宫尚角正泡在温泉池中,头发湿漉漉的披散在身后。
上官浅穿着华丽精美的衣裳,端着托盘,款款走上前。
“这本是下人的事,上官姑娘不必劳烦。”宫尚角淡声道。
上官浅将手中装着水果和酒壶的托盘放在一边,笑问“角公子怎么知道是我?”
“每个人得脚步节奏、轻重缓急、气味、呼吸…都不相同。”宫尚角微抬眼皮,挑了上官浅一眼“上官姑娘,你应该受过训练吧?”
上官浅没再接这带着试探的话,毕竟她今天可不是来和宫尚角拉扯这些的。
她倚在温泉池边的石台上,凑的离宫尚角更近了些。
宫尚角看着近在眼前的人,她好像特意化了精致的妆,比起往日的素雅清纯,更添了一份娇媚。
“身子都痊愈了吗?”宫尚角问“这几日舅舅一直问我,你到底伤在哪里了,为什么受伤。”

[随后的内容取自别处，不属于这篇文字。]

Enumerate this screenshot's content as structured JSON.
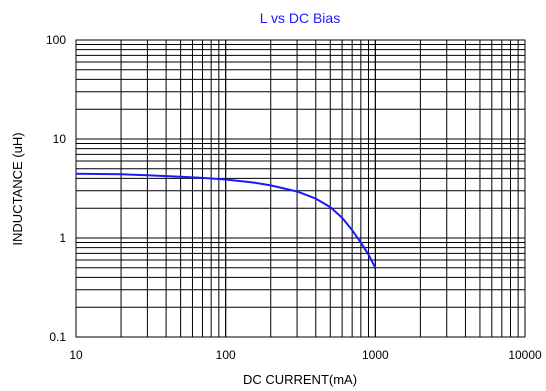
{
  "chart_data": {
    "type": "line",
    "title": "L vs DC Bias",
    "xlabel": "DC CURRENT(mA)",
    "ylabel": "INDUCTANCE (uH)",
    "x_scale": "log",
    "y_scale": "log",
    "xlim": [
      10,
      10000
    ],
    "ylim": [
      0.1,
      100
    ],
    "x_ticks": [
      "10",
      "100",
      "1000",
      "10000"
    ],
    "y_ticks": [
      "0.1",
      "1",
      "10",
      "100"
    ],
    "grid": true,
    "legend": "none",
    "series": [
      {
        "color": "#1a1aff",
        "x": [
          10,
          20,
          30,
          50,
          70,
          100,
          150,
          200,
          300,
          400,
          500,
          600,
          700,
          800,
          900,
          1000
        ],
        "y": [
          4.45,
          4.4,
          4.3,
          4.15,
          4.05,
          3.9,
          3.65,
          3.4,
          2.95,
          2.5,
          2.05,
          1.6,
          1.2,
          0.9,
          0.68,
          0.5
        ]
      }
    ],
    "colors": {
      "title": "#1a1aff",
      "grid": "#000000",
      "line": "#1a1aff"
    }
  }
}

上官浅闻言,弯着眼睛唇角扬起,宫尚角莫名觉得这个笑容很真,有些动人。
上官浅挑着衣襟,眼睛定定的盯着宫尚角,语气轻柔带着蛊惑意味“公子亲自看看?”
宫尚角突然觉得温泉水有些烫人,他微微别开头垂下视线。
上官浅却并未退缩,反而又凑近了些,她贴着宫尚角的耳朵轻声道“角公子,我听闻温泉多有疗伤养肤的功效…”
宫尚角抬眸看向上官浅,未想过她会如此主动大胆。
上官浅半点不惧,视线直白而赤裸的盯着他…
温泉水荡起一圈圈的涟漪,温泉池中的两条小鱼嬉戏着纠缠在一起。
许久之后…
宫尚角和上官浅都已经从温泉中出来,宫尚角披着外袍坐在矮岸前喝茶,上官浅则优雅轻盈的将衣裳穿起。

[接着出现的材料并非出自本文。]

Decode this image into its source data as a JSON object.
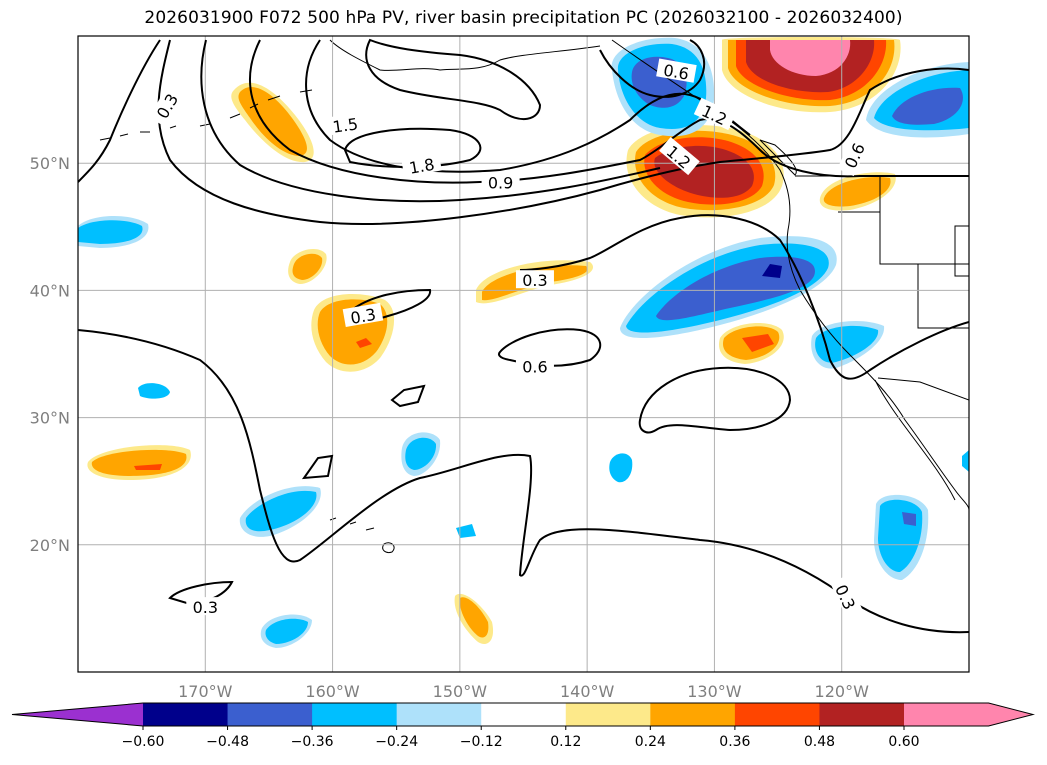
{
  "title": "2026031900 F072 500 hPa PV, river basin precipitation PC (2026032100 - 2026032400)",
  "map": {
    "lon_min": -180,
    "lon_max": -110,
    "lat_min": 10,
    "lat_max": 60,
    "lat_ticks": [
      {
        "value": 50,
        "label": "50°N"
      },
      {
        "value": 40,
        "label": "40°N"
      },
      {
        "value": 30,
        "label": "30°N"
      },
      {
        "value": 20,
        "label": "20°N"
      }
    ],
    "lon_ticks": [
      {
        "value": -170,
        "label": "170°W"
      },
      {
        "value": -160,
        "label": "160°W"
      },
      {
        "value": -150,
        "label": "150°W"
      },
      {
        "value": -140,
        "label": "140°W"
      },
      {
        "value": -130,
        "label": "130°W"
      },
      {
        "value": -120,
        "label": "120°W"
      }
    ],
    "contour_labels": [
      {
        "text": "0.3",
        "lon": -173,
        "lat": 54.5,
        "rotation": -60
      },
      {
        "text": "1.5",
        "lon": -159,
        "lat": 53,
        "rotation": -8
      },
      {
        "text": "1.8",
        "lon": -153,
        "lat": 49.8,
        "rotation": -10
      },
      {
        "text": "0.9",
        "lon": -146.8,
        "lat": 48.5,
        "rotation": 0
      },
      {
        "text": "0.6",
        "lon": -133,
        "lat": 57.2,
        "rotation": 10
      },
      {
        "text": "1.2",
        "lon": -130,
        "lat": 53.8,
        "rotation": 25
      },
      {
        "text": "1.2",
        "lon": -132.8,
        "lat": 50.5,
        "rotation": 40
      },
      {
        "text": "0.6",
        "lon": -119,
        "lat": 50.6,
        "rotation": -65
      },
      {
        "text": "0.3",
        "lon": -144.1,
        "lat": 40.8,
        "rotation": 0
      },
      {
        "text": "0.3",
        "lon": -157.6,
        "lat": 38,
        "rotation": -10
      },
      {
        "text": "0.6",
        "lon": -144.1,
        "lat": 34,
        "rotation": 0
      },
      {
        "text": "0.3",
        "lon": -170,
        "lat": 15.1,
        "rotation": 0
      },
      {
        "text": "0.3",
        "lon": -119.7,
        "lat": 15.9,
        "rotation": 65
      }
    ]
  },
  "colorbar": {
    "ticks": [
      "−0.60",
      "−0.48",
      "−0.36",
      "−0.24",
      "−0.12",
      "0.12",
      "0.24",
      "0.36",
      "0.48",
      "0.60"
    ],
    "colors": [
      "#9b30d0",
      "#00008b",
      "#3b5fcf",
      "#00bfff",
      "#aee1fa",
      "#ffffff",
      "#fde98a",
      "#ffa500",
      "#ff4500",
      "#b22222",
      "#ff85ad"
    ]
  }
}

“这是公子选的衣裳,好看吗?”上官浅理了理裙摆,落落大方道。
宫尚角垂眸品茶并未出声,上官浅撇撇嘴,若是舅舅定会从上到下的夸奖她一番。
“你深夜来此,究竟为了何事?”宫尚角道,总不能…
上官浅也正巧想说事情,她小心的瞟了一眼宫尚角。
“我的确有求于公子。”上官浅顿了顿,问宫尚角“公子其实知晓今日舅舅带我去何处了,是吗?”
宫尚角淡定喝茶,不执一词。
“公子也知晓那院中住的是谁,甚至知晓那人的身份!”上官浅声音虽轻,但极为确定。
她直直盯着宫尚角,势必要让他给自己一个答案。
宫尚角微挑眉头,低声道。“你以为她是怎么活的?”
这答案远远超出了上官浅的意料,她只以为宫尚角在其中的作用是遮眼捂耳,佯做不知。
看样子,她的角公子,远比想象中的更令她惊喜。
此刻上官浅也顾不得其他,她贴在宫尚角身边坐下,纤细的手指紧攥住宫尚角的外衣,满眼的求知欲。“角公子…”
宫尚角瞥她一眼,不回反问“你说你有所求,何事?”
“求公子为我报仇!”
“仇人是谁?”
“清风派,点竹。”
宫尚角指尖摩挲着杯口,片刻看着上官浅问“你伪装身份进入宫门,危机不断却总能化险为夷,以你的聪慧和本事,为何不自己报仇?”
“试过了,不止一次。”上官浅轻声道。
她将自己在两年前乔装混入武林大会,给点竹下毒的事情说了。
这倒是真让宫尚角有些意外了,之前点竹中毒的事情震动了半个江湖,没想到始作俑者在这呢。
而中了上官浅混了好几味剧毒的毒药的点竹本不该活着,但谁曾想上官浅等了一个多月,点竹这个本该凉透了的死人居然完好无损的再次出现。
上官浅不知道点竹究竟是怎么解的毒,她能想到的,就是点竹及时服用了宫门能解百毒的百草萃。
宫尚角已经明白上官浅的意思,云雀便是那个被派来做任务,偷百草萃的人。
“不可能。”宫尚角笃定道。“她是两年前那个刺客,但她绝不会偷到了百草萃,更不会将百草萃带给点竹。”
没有人会比宫尚角更了解两年前的事情。
两年前,有一日长生突然来跟他征询意见,想不通禀执刃和长老,偷偷出宫门三天,而且无论宫尚角怎么问原因,都不肯说。